No need for this passive agressibe nonsense about giving it back to her under the guise of a birthday gift.
Grrr, I see what you’re saying. And the savior part might be somewhat true. (on a side note to that, my sister had an eating disorder, alcoholism and passed away at 39.) So you’re not wrong.
Plus, I actually don’t like money. It does not make me happy having it. She needs it more than I do. I’d be fine with a $10 gift card to Dunkin Donuts.
I hope some of what I type is somewhat understandable. You all have some good points for sure, just explaining myself a little more.
But there’s a big difference between not expecting to be repaid in some way and being unhappy that you’re being repaid in some way. My advice is to just be gracious and accept the gift.
Imagine if you had offered to help her advertise the bike and she responded in a similar way, as though accepting your assistance was an insult to her. Quite simply, now the shoe is on the other foot.
Send it to me. The friend gets to feel happy she gave you a gift, you’re happy not to have the money, I’m happy to have gotten $50. Everyone’s a winner.
It’s fundamentally wrong for you to give with the expectation that it be graciously received as it was well intentioned, and yet refuse to receive graciously in turn.
How will you feel when she refuses any assistance in future, or is offended by the offer of such, having taken her clue from your behaviour?
It’s not a gold watch, it’s a small amount of money that will make her feel good, the way your helping her, made you feel good. Why is it okay for you to feel the joy of giving but not her?
If it really is a money thing, then refuse the cash and offer up something you’d rather, such as a homemade dinner, or brownies, gardening advice, or whatever you think she could offer, that’s NOT cash.
But I truly believe there is value in learning to receive as graciously as we expect others to when we are the giver.
I don’t doubt that you have good intentions. I just hope you realize some people really don’t feel comfortable feeling indebted to others. And this could be especially true WRT a woman feeling indebted to a man for obvious reasons.
So I hope you consider that before giving a birthday gift to your friend. You may be making things uncomfortable for her despite your good intentions.
Humans are social creatures. Your friend is super happy about the windfall and wants to share it with you. Maybe she understands that you don’t expect anything, but doesn’t know you well enough yet to know that you’re already sharing her happiness.
Don’t rain on her parade. Take the money with a smile. Next time you go out to eat, intercept the check, pull out a fifty-dollar bill and say, “Nuh uh. This one is on you.”

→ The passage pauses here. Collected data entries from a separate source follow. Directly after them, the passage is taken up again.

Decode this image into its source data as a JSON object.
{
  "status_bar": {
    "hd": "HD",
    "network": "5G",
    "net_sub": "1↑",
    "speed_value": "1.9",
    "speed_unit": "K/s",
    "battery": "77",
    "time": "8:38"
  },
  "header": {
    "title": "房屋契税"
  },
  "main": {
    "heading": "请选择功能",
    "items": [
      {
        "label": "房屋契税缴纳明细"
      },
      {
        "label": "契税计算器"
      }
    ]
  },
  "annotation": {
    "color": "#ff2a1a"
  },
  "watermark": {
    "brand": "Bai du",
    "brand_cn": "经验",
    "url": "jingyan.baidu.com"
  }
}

I don’t understand the OP or his perceived predicament at all. He helped a friend get more than three times as much for a bike. She wants to show her gratitude by sharing a small portion. Let her. In his shoes, I wouldn’t necessarily expect any money, but I wouldn’t be offended by a demonstration of gratitude. In her shoes, you bet I would offer part of the windfall to him, or something else nice. I certainly don’t understand being offended by a display of gratitude.
As for “Plus, I actually don’t like money. It does not make me happy having it.”. What planet does the OP live on?